There’s a nice bridleway which goes to Garrigill from here and it is this that we slipped over and nearly cracked both wrists on, and, after being suitably punished by an attack from superdawg using his ice-crunching powers, we followed gingerly through a fierce but brief snowstorm towards Gregs Hut. Gregs Hut is named after a famous North-East pie retailer. The extra “G” was lost during the doomsday survey.
Historical fact #1
There’s no need to go as far as Gregs Hut, though, so we didn’t. Instead, just after tiptoeing over some well frozen but still somehow wobbly bogs, we turned off over the moor to the scree and snow slope that guards the equally frigid summit area.
Any thoughts of having a bit of a tarry in the summit shelter soon faded as the nithering wind discovered the chinks in the seventeen layers of thermal liberty bodices and merino stuff as I sat and scoffed the quiche..er.. flan. Bruno helped, in view of the urgency of avoiding a slow but probably quite enjoyable death from hypothermia and we soon sloped off and slithered off down the Pennine Way to find bridleway number two, which took us pleasantly back down the hill.
We had a brief stop in some brief sunshine in a little shelter on the edge of a view of Eden, but we were soon off again.

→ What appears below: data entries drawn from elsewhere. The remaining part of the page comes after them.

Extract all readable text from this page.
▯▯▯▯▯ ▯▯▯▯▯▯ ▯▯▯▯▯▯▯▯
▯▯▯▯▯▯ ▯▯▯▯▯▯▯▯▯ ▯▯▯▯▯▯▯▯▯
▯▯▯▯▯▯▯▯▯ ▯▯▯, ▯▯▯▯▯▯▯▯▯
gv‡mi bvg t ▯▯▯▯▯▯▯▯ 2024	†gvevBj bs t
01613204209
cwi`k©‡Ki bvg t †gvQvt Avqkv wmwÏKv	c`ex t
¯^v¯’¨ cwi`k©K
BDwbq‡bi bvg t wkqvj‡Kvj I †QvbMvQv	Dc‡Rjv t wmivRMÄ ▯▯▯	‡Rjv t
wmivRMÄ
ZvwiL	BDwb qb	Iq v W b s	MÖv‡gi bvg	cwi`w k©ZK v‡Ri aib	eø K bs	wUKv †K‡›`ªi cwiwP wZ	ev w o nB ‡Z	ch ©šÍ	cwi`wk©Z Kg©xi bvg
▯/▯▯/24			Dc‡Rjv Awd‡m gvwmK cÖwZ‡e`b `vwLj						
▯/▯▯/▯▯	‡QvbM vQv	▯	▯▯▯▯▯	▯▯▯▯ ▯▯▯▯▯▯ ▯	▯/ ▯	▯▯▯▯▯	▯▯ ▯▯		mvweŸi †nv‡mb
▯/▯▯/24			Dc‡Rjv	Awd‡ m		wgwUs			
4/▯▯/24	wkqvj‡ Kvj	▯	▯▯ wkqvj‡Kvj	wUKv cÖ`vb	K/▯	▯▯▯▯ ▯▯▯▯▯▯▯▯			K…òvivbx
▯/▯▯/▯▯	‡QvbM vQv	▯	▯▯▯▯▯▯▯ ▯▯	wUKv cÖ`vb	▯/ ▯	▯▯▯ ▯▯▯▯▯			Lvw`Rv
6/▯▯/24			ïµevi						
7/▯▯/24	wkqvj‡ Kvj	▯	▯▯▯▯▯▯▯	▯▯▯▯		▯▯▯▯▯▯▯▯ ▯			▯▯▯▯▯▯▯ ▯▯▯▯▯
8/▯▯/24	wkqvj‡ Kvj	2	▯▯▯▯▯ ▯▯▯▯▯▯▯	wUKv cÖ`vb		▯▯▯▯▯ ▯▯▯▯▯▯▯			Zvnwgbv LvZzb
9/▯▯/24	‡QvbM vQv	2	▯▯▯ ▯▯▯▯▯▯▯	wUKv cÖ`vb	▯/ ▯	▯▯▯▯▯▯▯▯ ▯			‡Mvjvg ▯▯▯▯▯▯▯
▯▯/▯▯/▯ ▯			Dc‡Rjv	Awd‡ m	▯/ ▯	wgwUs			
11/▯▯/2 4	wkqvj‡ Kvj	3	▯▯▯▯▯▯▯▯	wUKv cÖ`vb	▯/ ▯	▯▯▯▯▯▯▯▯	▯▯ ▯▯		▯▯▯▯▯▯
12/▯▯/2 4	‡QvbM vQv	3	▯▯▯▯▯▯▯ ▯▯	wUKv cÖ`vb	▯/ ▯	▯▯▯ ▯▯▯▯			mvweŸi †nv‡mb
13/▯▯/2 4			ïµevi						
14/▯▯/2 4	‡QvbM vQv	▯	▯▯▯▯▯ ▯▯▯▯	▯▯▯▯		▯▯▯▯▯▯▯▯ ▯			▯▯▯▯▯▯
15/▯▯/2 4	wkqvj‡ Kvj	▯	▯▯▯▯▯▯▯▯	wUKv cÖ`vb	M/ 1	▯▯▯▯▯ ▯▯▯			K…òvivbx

Just before we got back to Kirkland, I did notice some ancient ploughing terraces, and, found later, that these were, in fact the “Hanging Walls of Mark Anthony” Bugger all to do with Mark, actually, and much more likely to be lychets – terraces on a hillside created by repeated ploughing. These things are all over the Pennines, as it happens – some really good ones at Eggleston in Teesdale. They’re quite good for botany because the plants on the little scarps are different from those on the flats. Have a look next time you find rows of long, green platforms on a hillside.
Anyway, we did just under 9 miles and 2300 feet of up.
Be a man, scoff some flan. Just a tip, there.